Article repris par Medium4You.

L’université d’été s’est achevée et la question demeure : le socialisme s’est-il perdu dans les sables ?

A écouter les six candidats à la candidature, Manuel Valls, Ségolène Royal, Martine Aubry, François Hollande, Jean-Michel Baylet et Arnaud Montebourg – seuls les plus jeunes ont quelques idées d’avenir ; ils sont aussi les plus marginaux dans ce parti de vieux. Pour les ténors, l’œil britannique n’a pas manqué sa cible : « on les croirait congelés en 1981 ». Il ne s’agit que de taxer, règlementer, surveiller, étatiser…

Aucun pragmatisme mais le tropisme théorique : yaka faire une « grrande » réforme fiscale et tout ira bien, on pourra dépenser à tout va comme avant, pour arroser les clientèles.

L’Europe ? Yaka violer Merkel, « l’égoïsme » allemand est insupportable aux tenants du Bien qui ont la Raison pure infuse. Puisque les socialistes français détiennent – de droit divin historique – la Vérité, yaka la clamer à la face du monde pour que tout le monde s’incline.

C’est pitié que d’observer une grande nation se perdre en ses vieilles lunes de parti usé jusqu’à la corde. Le monde a changé mais la France socialiste demeure figée dans sa grandeur passée, incapable de bouger, de changer, de s’adapter. La France de gauche ne sait plus où elle en est. A l’origine syndicaliste-anarchiste avec Proudhon, devenu marxiste réformiste sous Lénine, le socialisme du parti s’est transformé en social-démocratie après 1945 puis s’est perdu dans l’émergence du monde tiers.

Plus de sous ! Fiscaliser ne suffit pas, d’autant que Thomas Picketty, expert des impôts au PS, avait déjà montré en 2007 qu’il y avait certes justice sociale à taxer les riches mais aucun « trésor caché » puisque les riches sont fort peu nombreux (Le Monde, 11 juin 2003).

  • Comment imposer les transactions financières sans nuire aux emprunts d’État – que seuls les étrangers vont désormais acheter ?
  • Comment raboter les niches fiscales sans nuire à l’emploi, le premier d’entre eux étant l’immobilier ?
  • Comment répartir ce qu’on ne sait pas produire ?

Le socialisme, expert en administration d’État, n’a pas su penser la société civile. Ce pour quoi il se réfugie aujourd’hui dans l’utopie écolo. Sans voir qu’entre l’utopie positive qui entraîne et la réalité à ses pieds qui résiste demeure un gouffre si l’on n’imagine pas aussi la passerelle !

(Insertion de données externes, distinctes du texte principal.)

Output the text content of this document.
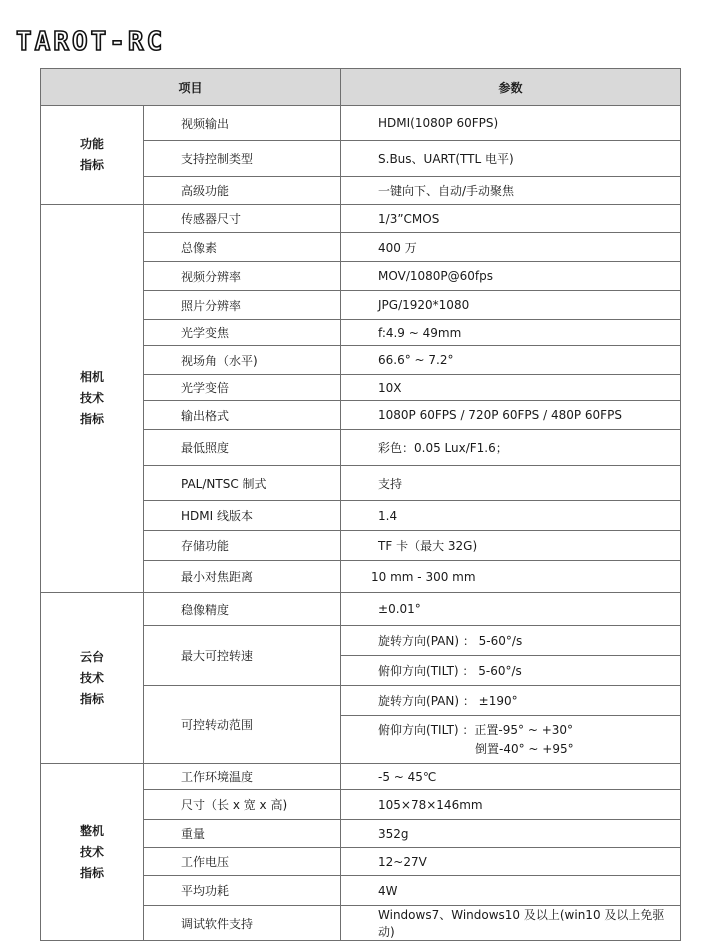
TAROT-RC
项目		参数

功能
指标	视频输出	HDMI(1080P 60FPS)
	支持控制类型	S.Bus、UART(TTL 电平)
	高级功能	一键向下、自动/手动聚焦

相机
技术
指标	传感器尺寸	1/3”CMOS
	总像素	400 万
	视频分辨率	MOV/1080P@60fps
	照片分辨率	JPG/1920*1080
	光学变焦	f:4.9 ~ 49mm
	视场角（水平)	66.6° ~ 7.2°
	光学变倍	10X
	输出格式	1080P 60FPS / 720P 60FPS / 480P 60FPS
	最低照度	彩色：0.05 Lux/F1.6；
	PAL/NTSC 制式	支持
	HDMI 线版本	1.4
	存储功能	TF 卡（最大 32G)
	最小对焦距离	10 mm - 300 mm

云台
技术
指标	稳像精度	±0.01°
	最大可控转速	旋转方向(PAN) ： 5-60°/s
		俯仰方向(TILT) ： 5-60°/s
	可控转动范围	旋转方向(PAN) ： ±190°

		俯仰方向(TILT) ：正置-95° ~ +30°
倒置-40° ~ +95°

整机
技术
指标	工作环境温度	-5 ~ 45℃
	尺寸（长 x 宽 x 高)	105×78×146mm
	重量	352g
	工作电压	12~27V
	平均功耗	4W
	调试软件支持	Windows7、Windows10 及以上(win10 及以上免驱动)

Tout commence par la réforme de l’État, or le PS a la majorité de ses électeurs, militants et sympathisants dans l’appareil d’État. Équation impossible si l’on dit que la France est dans la moyenne haute des pays de l’OCDE pour le nombre de fonctionnaires par habitant (90 pour 1000 habitants) mais surtout que leur fonction n’est plus à la page pour être efficace (la centralisation d’État devrait nécessiter moins de fonctionnaires que le Royaume-Uni ou l’Allemagne, plus décentralisés). Scandale de l’évaluation pour les évaluateurs, ceux qui jugent tout du haut de leur statut : profs, flics, fonctionnaires du social. Alors que cela se fait sans drame dans tous les pays voisins.

L’écosocialisme se contente de ressourcer la vieille « croisade des enfants » où les illuminés marchent vers l’étoile. Économiser les ressources de la planète est bon, mais il serait mieux de rendre plus efficace la production de ce qui est. Las ! Les discours se bornent au catastrophisme mondial et aux micro détails locaux. Entre le « petit » producteur qui vend des paniers aux bobos et le « grand marché mondial » où la Chine est très présente, il n’y a aucune pensée de gauche. Veut-on nous faire croire qu’on gère un pays comme une région ? Le Poitou-Charentes ou Lille n’ont pas d’armée, que je sache ! Pas de politique étrangère, pas de place aux négociations de l’OMC ni dans les instances européennes !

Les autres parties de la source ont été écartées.